Fella vs Brick

Tap in, tap out.
Fella skips the object.

Brick locks and unlocks your apps with a tap against a $59 physical device you have to carry, place, and remember. Fella does it in software, with one 5-minute unlock a day and nothing to buy or lose.

Brick's idea is genuinely clever: a small NFC puck you tap your phone against to lock your selected apps, and tap again to unlock them. Its real strength is physical separation, put the Brick in a drawer or your car, and the friction of retrieving it becomes your barrier. It's a one-time $59 purchase with no subscription, which is a fair trade for a lot of people.

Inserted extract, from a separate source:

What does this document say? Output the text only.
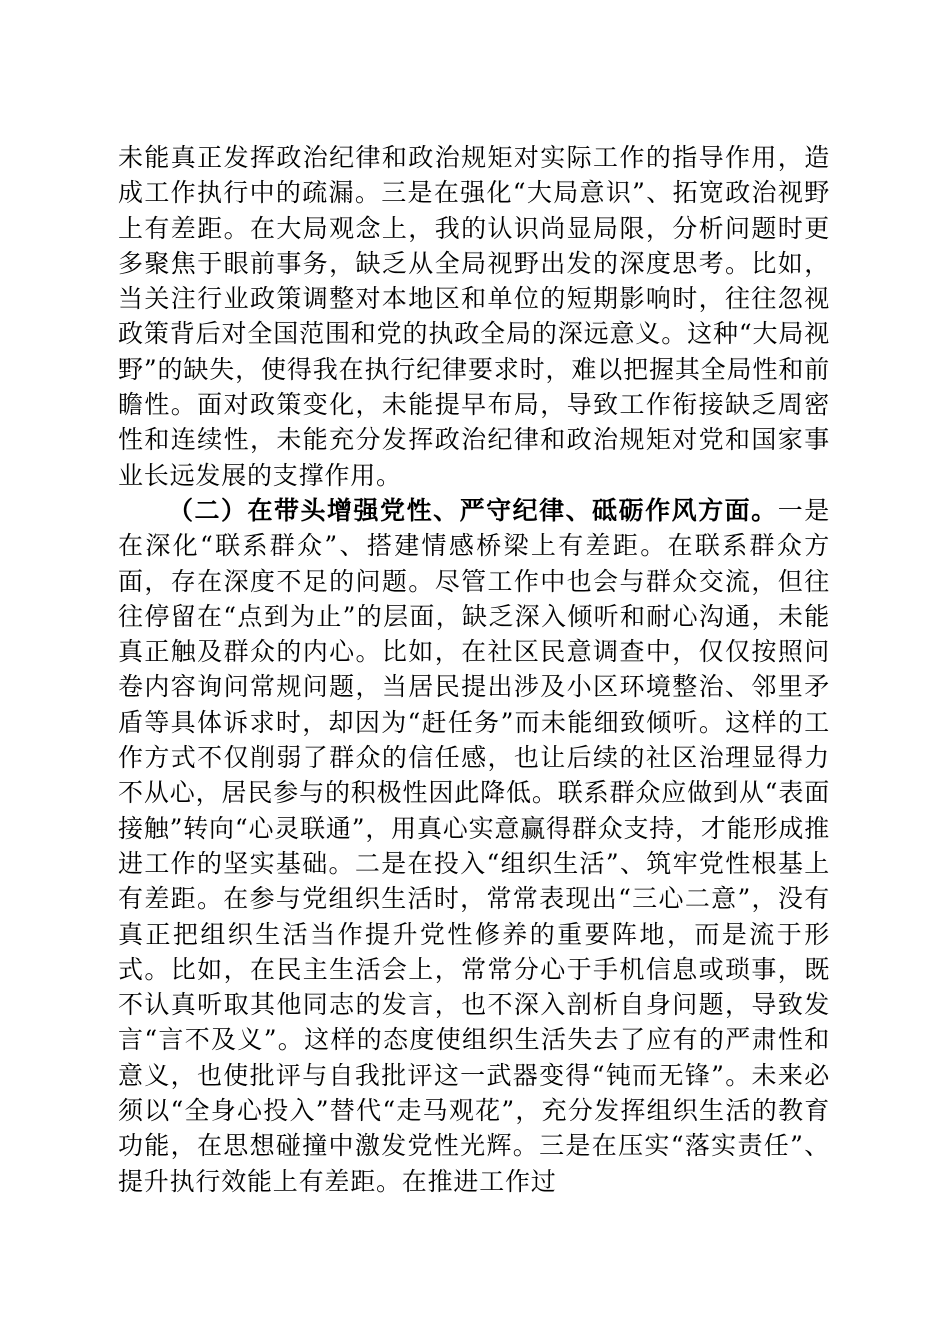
未能真正发挥政治纪律和政治规矩对实际工作的指导作用，造成工作执行中的疏漏。三是在强化“大局意识”、拓宽政治视野上有差距。在大局观念上，我的认识尚显局限，分析问题时更多聚焦于眼前事务，缺乏从全局视野出发的深度思考。比如，当关注行业政策调整对本地区和单位的短期影响时，往往忽视政策背后对全国范围和党的执政全局的深远意义。这种“大局视野”的缺失，使得我在执行纪律要求时，难以把握其全局性和前瞻性。面对政策变化，未能提早布局，导致工作衔接缺乏周密性和连续性，未能充分发挥政治纪律和政治规矩对党和国家事业长远发展的支撑作用。

（二）在带头增强党性、严守纪律、砥砺作风方面。一是在深化“联系群众”、搭建情感桥梁上有差距。在联系群众方面，存在深度不足的问题。尽管工作中也会与群众交流，但往往停留在“点到为止”的层面，缺乏深入倾听和耐心沟通，未能真正触及群众的内心。比如，在社区民意调查中，仅仅按照问卷内容询问常规问题，当居民提出涉及小区环境整治、邻里矛盾等具体诉求时，却因为“赶任务”而未能细致倾听。这样的工作方式不仅削弱了群众的信任感，也让后续的社区治理显得力不从心，居民参与的积极性因此降低。联系群众应做到从“表面接触”转向“心灵联通”，用真心实意赢得群众支持，才能形成推进工作的坚实基础。二是在投入“组织生活”、筑牢党性根基上有差距。在参与党组织生活时，常常表现出“三心二意”，没有真正把组织生活当作提升党性修养的重要阵地，而是流于形式。比如，在民主生活会上，常常分心于手机信息或琐事，既不认真听取其他同志的发言，也不深入剖析自身问题，导致发言“言不及义”。这样的态度使组织生活失去了应有的严肃性和意义，也使批评与自我批评这一武器变得“钝而无锋”。未来必须以“全身心投入”替代“走马观花”，充分发挥组织生活的教育功能，在思想碰撞中激发党性光辉。三是在压实“落实责任”、提升执行效能上有差距。在推进工作过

The tradeoff is that the barrier is exactly as strong as your willingness to keep the object away from yourself. Tapping back in takes the same one second as tapping out, and the device has to be charged, findable, and physically with you or wherever you left it, to matter at all. Fella's block lives entirely in software, on the phone itself, with one 5-minute emergency unlock a day instead of a tap you can do anytime you're near the puck.

At a glance Fella Brick
Hardware required None $59 physical NFC device
Unlock method One 5-minute daily window Tap phone to device, anytime
Setup Pick apps in the app Buy, ship, pair a physical object

Why people switch to Fella

Nothing to buy, ship, charge, or lose. Brick's device is well-built, but it's still one more object to keep track of, and losing it or leaving it behind means losing your blocking method too.

Unlocking isn't a tap away, wherever you happen to be. Brick's tap-to-unlock is exactly as available as the device is, which for most people is closer than a drawer across the room. Fella's one 5-minute unlock is the only exception, on a fixed daily schedule, not on demand.

No subscription either way, but no hardware dependency. Brick's one-time cost is appealing, but the product only works as long as the device does. Fella is software you already have access to the moment you set it up.